I seriously must have missed something along the way since the 'clitics' section... as I instinctively put "I suppose it is" - but feel I'm out of my depth a little... I think we are expected to know more than we have been taught, at this point, and for the previous few sections. But maybe it's just me?! Sorry for the clutter, but wanted to say this.
It belongs to a group of irregular verbs that are modeled after "porre" (to put, place, lay). http://www.wordreference.com/conj/ITVerbs.aspx?v=porre
If you want to say "I suppose that it is so" this complicates things a little and this type of phraseology is dealt with in Duolingo under the sections covering subjunctive verb use. The way to say "I suppose that it is so" would be "Suppongo che sia così" (Literally "I suppose that it be like this")
So the only way to translate "Suppongo di sì" is by "I suppose so"
In a little more depth: The subjunctive is used to convey thoughts, hopes, suppositions (as in the above.) It relates to an older style of English often seen in Shakespearean literature. The key to it is that it reflects the word "be" as in "what be the problem?" rather than as we would now say "what is the problem?" You can often see it coming by the use of the word "che" to mean "that" - then you know to go into the subjunctive of the verb.

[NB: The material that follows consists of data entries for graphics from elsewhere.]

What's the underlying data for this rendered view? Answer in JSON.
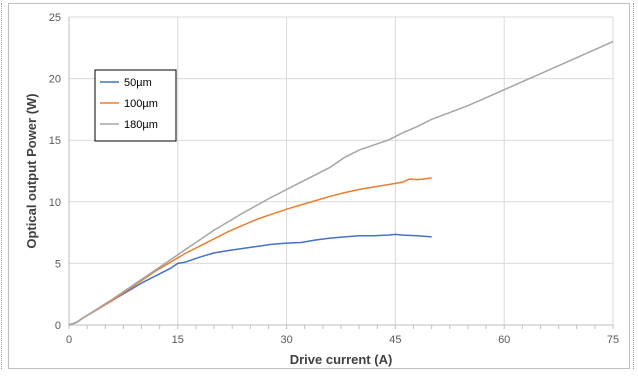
{
  "chart_data": {
    "type": "line",
    "xlabel": "Drive current (A)",
    "ylabel": "Optical output Power (W)",
    "xlim": [
      0,
      75
    ],
    "ylim": [
      0,
      25
    ],
    "xticks": [
      0,
      15,
      30,
      45,
      60,
      75
    ],
    "yticks": [
      0,
      5,
      10,
      15,
      20,
      25
    ],
    "grid": true,
    "legend_position": "top-left",
    "series": [
      {
        "name": "50µm",
        "color": "#4472c4",
        "x": [
          0,
          1,
          2,
          4,
          6,
          8,
          10,
          12,
          14,
          15,
          16,
          18,
          20,
          22,
          25,
          28,
          30,
          32,
          34,
          36,
          38,
          40,
          42,
          44,
          45,
          46,
          48,
          50
        ],
        "y": [
          0,
          0.2,
          0.6,
          1.3,
          2.0,
          2.7,
          3.4,
          4.0,
          4.6,
          5.0,
          5.1,
          5.5,
          5.85,
          6.05,
          6.3,
          6.55,
          6.65,
          6.7,
          6.9,
          7.05,
          7.15,
          7.25,
          7.25,
          7.3,
          7.35,
          7.3,
          7.25,
          7.15
        ]
      },
      {
        "name": "100µm",
        "color": "#ed7d31",
        "x": [
          0,
          1,
          2,
          4,
          6,
          8,
          10,
          12,
          14,
          16,
          18,
          20,
          22,
          24,
          26,
          28,
          30,
          32,
          34,
          36,
          38,
          40,
          42,
          44,
          46,
          47,
          48,
          49,
          50
        ],
        "y": [
          0,
          0.2,
          0.6,
          1.3,
          2.0,
          2.8,
          3.6,
          4.4,
          5.1,
          5.8,
          6.4,
          7.0,
          7.6,
          8.1,
          8.6,
          9.0,
          9.4,
          9.75,
          10.1,
          10.45,
          10.75,
          11.0,
          11.2,
          11.4,
          11.6,
          11.85,
          11.8,
          11.85,
          11.95
        ]
      },
      {
        "name": "180µm",
        "color": "#a5a5a5",
        "x": [
          0,
          1,
          2,
          4,
          6,
          8,
          10,
          12,
          14,
          16,
          18,
          20,
          22,
          24,
          26,
          28,
          30,
          32,
          34,
          36,
          38,
          40,
          42,
          44,
          46,
          48,
          50,
          55,
          60,
          65,
          70,
          75
        ],
        "y": [
          0,
          0.2,
          0.6,
          1.35,
          2.1,
          2.9,
          3.7,
          4.5,
          5.3,
          6.1,
          6.9,
          7.7,
          8.4,
          9.1,
          9.75,
          10.4,
          11.0,
          11.6,
          12.2,
          12.8,
          13.6,
          14.2,
          14.6,
          15.0,
          15.6,
          16.1,
          16.7,
          17.8,
          19.1,
          20.4,
          21.7,
          23.0
        ]
      }
    ]
  }
}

Porre (like supporre, proporre, esporre...) is a contraction of Latin "ponere", as you can sere eg looking at the imperfect tense, where it behaves like a regular second conjugation verb. In most other tenses it's irregular and (as a rule of thumb) you have to put an 'o' where a second conjugation verb has an 'e'. It won't work everywhere but it may help..
I think so, I suppose so, I believe so, I guess so.........All these phrases have subtly different meanings when used in different contexts. The problems is they are used interchangeably in everyday speech. In the US "I guess so" is dominant and in the UK "I think so" is mostly used.However in the UK "I suppose so / I believe so" has also been captured by educated speakers to denote status (watch BBC interviews who also use "extraordinary" incessantly). Learning Romance languages helps to re-introduce subtlety and precision in grammar and discourse.